Today, many Commonwealth countries are on a stronger footing to negotiate more favourable trade treaties with the UK. However, the UK will no doubt follow a pecking order in reestablishing a post-Brexit relationship with the Commonwealth countries, placing India, Canada, Australia, and New Zealand at the top. It is also debatable whether trade with the Commonwealth could ever replace trade with the EU. In today’s globalised world, it is not possible to separate trade and labour mobility, and some countries may demand work visas in exchange for opening up their markets.
Despite the heavy schedule and conflicting agendas, the conference will also include four forum events, to be held during the week. Representatives from business and civil society will join government heads:
- Commonwealth Business Forum: Increase intra-Commonwealth trade and reduce the cost of doing business between member countries.

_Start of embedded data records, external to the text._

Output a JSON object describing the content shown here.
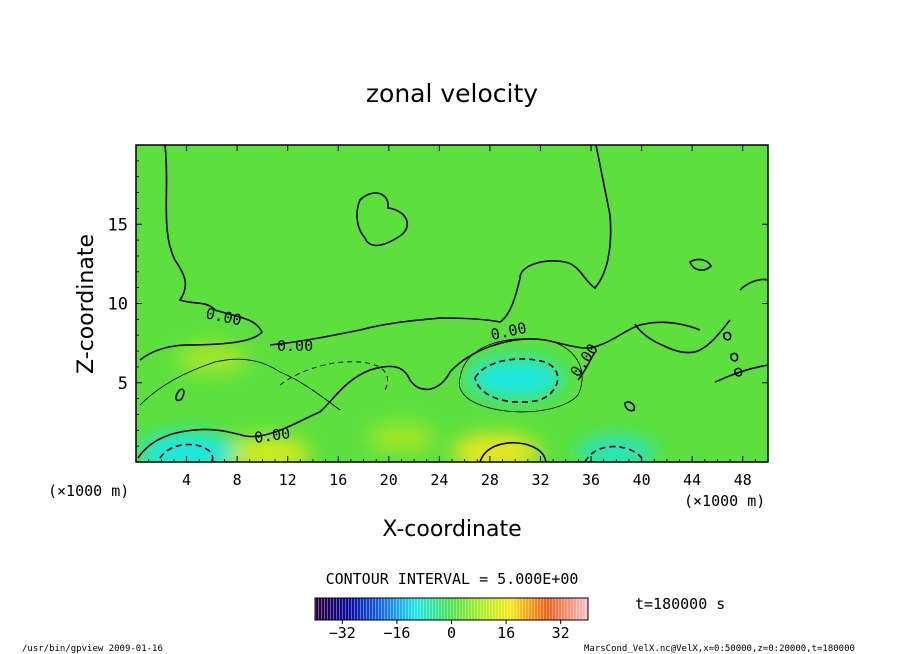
{
  "chart_data": {
    "type": "heatmap",
    "title": "zonal velocity",
    "xlabel": "X-coordinate",
    "ylabel": "Z-coordinate",
    "x_unit": "(×1000 m)",
    "z_unit": "(×1000 m)",
    "xlim": [
      0,
      50
    ],
    "ylim": [
      0,
      20
    ],
    "x_ticks": [
      4,
      8,
      12,
      16,
      20,
      24,
      28,
      32,
      36,
      40,
      44,
      48
    ],
    "y_ticks": [
      5,
      10,
      15
    ],
    "contour_interval_text": "CONTOUR INTERVAL = 5.000E+00",
    "time_text": "t=180000 s",
    "contour_label": "0.00",
    "colorbar": {
      "range": [
        -40,
        40
      ],
      "ticks": [
        -32,
        -16,
        0,
        16,
        32
      ]
    },
    "features": [
      {
        "x": 30,
        "z": 5.3,
        "value": -12,
        "note": "negative core"
      },
      {
        "x": 28.5,
        "z": 0.6,
        "value": 10,
        "note": "positive core"
      },
      {
        "x": 10.5,
        "z": 0.5,
        "value": 9,
        "note": "positive core"
      },
      {
        "x": 4,
        "z": 0.6,
        "value": -12,
        "note": "negative core"
      },
      {
        "x": 38,
        "z": 0.6,
        "value": -8,
        "note": "negative core"
      },
      {
        "x": 6,
        "z": 6.5,
        "value": 6,
        "note": "positive band"
      },
      {
        "x": 21,
        "z": 1.5,
        "value": 5,
        "note": "positive band"
      }
    ],
    "footer_left": "/usr/bin/gpview   2009-01-16",
    "footer_right": "MarsCond_VelX.nc@VelX,x=0:50000,z=0:20000,t=180000"
  }
}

- Commonwealth People’s Forum: Provide a platform for civil society to engage with leaders and influence policy, celebrate shared values and cultures and highlight diversity.
- Commonwealth Youth Forum: Afford the youth a voice by providing the opportunity to build cross-cultural connections and networks, identify and debate the challenges, and spearhead initiatives to influence decision makers.
- Commonwealth Women’s Forum: Deliberate on the global challenges faced by women and highlight the positive contributions women have made in the political, economic and societal arenas.
Opening the Commonwealth Business Forum on Monday, the prime minister, Theresa May, announced that the UK will be funding an all-new Commonwealth Standards Network. The UK will also fund a Trade Facilitation Programme. This will provide technical assistance to selected Commonwealth countries in implementing the World Trade Organisation’s Trade Facilitation Agreement.
Many of the Commonwealth countries are using the week to forge links. President Uhuru Kenyatta of Kenya opened the London Stock Exchange on Tuesday. He will also be meeting with the management of the LSE Group and will address investors on opportunities in Kenya.
According to the Times of India, the UK would like India to play a more important role in the Commonwealth, and Prime Minister Modi received a personal letter addressed to him by Queen Elizabeth II, the head of the Commonwealth.
However, South Africa is still singing the same song that it sung at the Davos World Economic Forum in January 2018. At such a packed, eventful summit with nations competing to get the UK’s individual attention, it will have to embark on some positive action to get anyone to listen.